Un safari est la raison pour laquelle la plupart des gens viennent en Afrique du Sud, et le pays rend l’organisation d’un premier safari étonnamment simple. Vous pouvez traverser le Kruger par vous-même pour le prix d’un droit d’entrée journalier, ou être guidé en réserve privée où un pisteur déniche le léopard à votre place. Vous pouvez le faire avec des comprimés antipaludéens, ou les éviter complètement dans un parc qui n’en a aucun besoin. Les animaux sont le même Big Five sauvage partout. Ce qui change, c’est le prix, le confort, et ce que vous voyez réellement.
Cette page est la carte de ces choix, pas une destination unique. La première décision oppose le Kruger à une réserve privée. Le parc national Kruger est énorme, public et abordable, et vous l’explorez sur ses propres pistes dans une voiture de location. Les réserves privées qui le bordent, dont Sabi Sand et Timbavati, partagent la même faune sans clôtures mais ajoutent des guides, la conduite hors-piste et des sorties de nuit, ce qui explique pourquoi les prédateurs y sont tellement plus faciles à voir. Cet accès se paie bien plus cher. La deuxième décision, c’est autonomie ou guidé, et elle revient au même arbitrage : liberté et coût faible contre bien plus de faune trouvée pour vous. Beaucoup de gens font un peu des deux.

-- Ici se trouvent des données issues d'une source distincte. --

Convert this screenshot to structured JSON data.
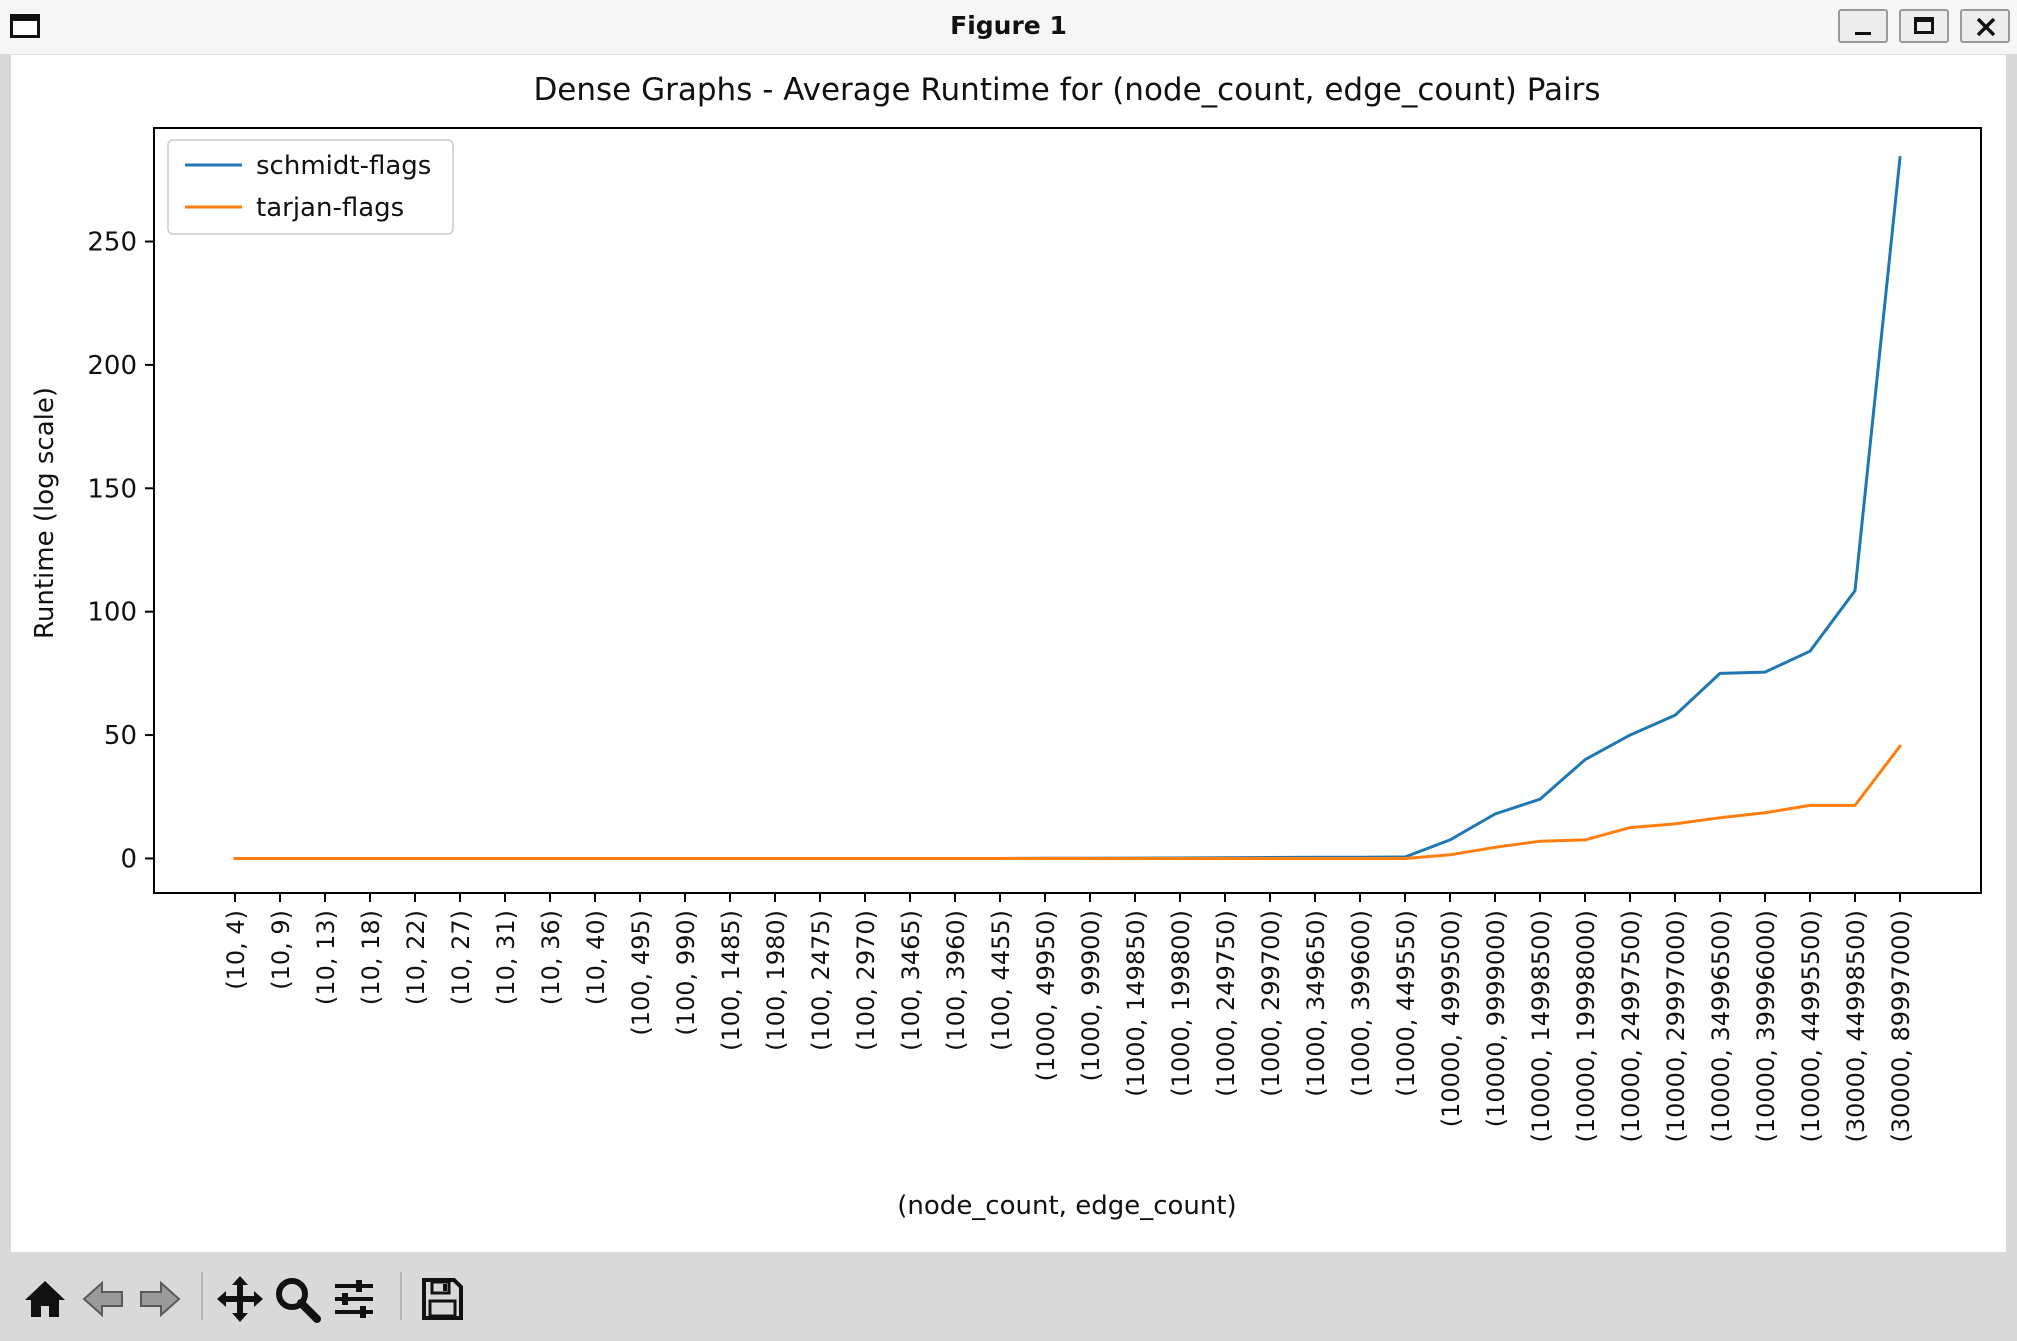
{
  "window": {
    "title": "Figure 1",
    "controls": [
      "minimize",
      "maximize",
      "close"
    ]
  },
  "toolbar": {
    "tools": [
      "home-icon",
      "back-arrow-icon",
      "forward-arrow-icon",
      "pan-move-icon",
      "zoom-magnifier-icon",
      "configure-subplots-icon",
      "save-floppy-icon"
    ]
  },
  "chart_data": {
    "type": "line",
    "title": "Dense Graphs - Average Runtime for (node_count, edge_count) Pairs",
    "xlabel": "(node_count, edge_count)",
    "ylabel": "Runtime (log scale)",
    "ylim": [
      -14,
      296
    ],
    "yticks": [
      0,
      50,
      100,
      150,
      200,
      250
    ],
    "grid": false,
    "legend_position": "top-left",
    "categories": [
      "(10, 4)",
      "(10, 9)",
      "(10, 13)",
      "(10, 18)",
      "(10, 22)",
      "(10, 27)",
      "(10, 31)",
      "(10, 36)",
      "(10, 40)",
      "(100, 495)",
      "(100, 990)",
      "(100, 1485)",
      "(100, 1980)",
      "(100, 2475)",
      "(100, 2970)",
      "(100, 3465)",
      "(100, 3960)",
      "(100, 4455)",
      "(1000, 49950)",
      "(1000, 99900)",
      "(1000, 149850)",
      "(1000, 199800)",
      "(1000, 249750)",
      "(1000, 299700)",
      "(1000, 349650)",
      "(1000, 399600)",
      "(1000, 449550)",
      "(10000, 4999500)",
      "(10000, 9999000)",
      "(10000, 14998500)",
      "(10000, 19998000)",
      "(10000, 24997500)",
      "(10000, 29997000)",
      "(10000, 34996500)",
      "(10000, 39996000)",
      "(10000, 44995500)",
      "(30000, 44998500)",
      "(30000, 89997000)"
    ],
    "series": [
      {
        "name": "schmidt-flags",
        "color": "#1f77b4",
        "values": [
          0,
          0,
          0,
          0,
          0,
          0,
          0,
          0,
          0,
          0,
          0,
          0,
          0,
          0,
          0,
          0,
          0,
          0,
          0.05,
          0.1,
          0.15,
          0.2,
          0.3,
          0.4,
          0.45,
          0.5,
          0.6,
          7.5,
          18,
          24,
          40,
          50,
          58,
          75,
          75.5,
          84,
          108.5,
          284
        ]
      },
      {
        "name": "tarjan-flags",
        "color": "#ff7f0e",
        "values": [
          0,
          0,
          0,
          0,
          0,
          0,
          0,
          0,
          0,
          0,
          0,
          0,
          0,
          0,
          0,
          0,
          0,
          0,
          0,
          0,
          0,
          0,
          0,
          0,
          0,
          0,
          0,
          1.5,
          4.5,
          7,
          7.5,
          12.5,
          14,
          16.5,
          18.5,
          21.5,
          21.5,
          45.5
        ]
      }
    ]
  }
}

La troisième décision, c’est le paludisme. Le Kruger et ses réserves présentent un risque faible qui augmente pendant l’été humide, donc les familles avec de jeunes enfants, ou toute personne préférant ne pas prendre d’antipaludéens, optent souvent pour un parc sans paludisme. Madikwe et Pilanesberg sont à quelques heures de Johannesburg, et Addo Elephant Park borde la Garden Route près de la côte. La faune est réelle et l’inquiétude disparaît. Quel que soit votre penchant, partez en hiver sec si vous le pouvez, accordez-y au moins trois nuits, et lisez les pages détaillées de chaque parc pour décider où pointer la voiture.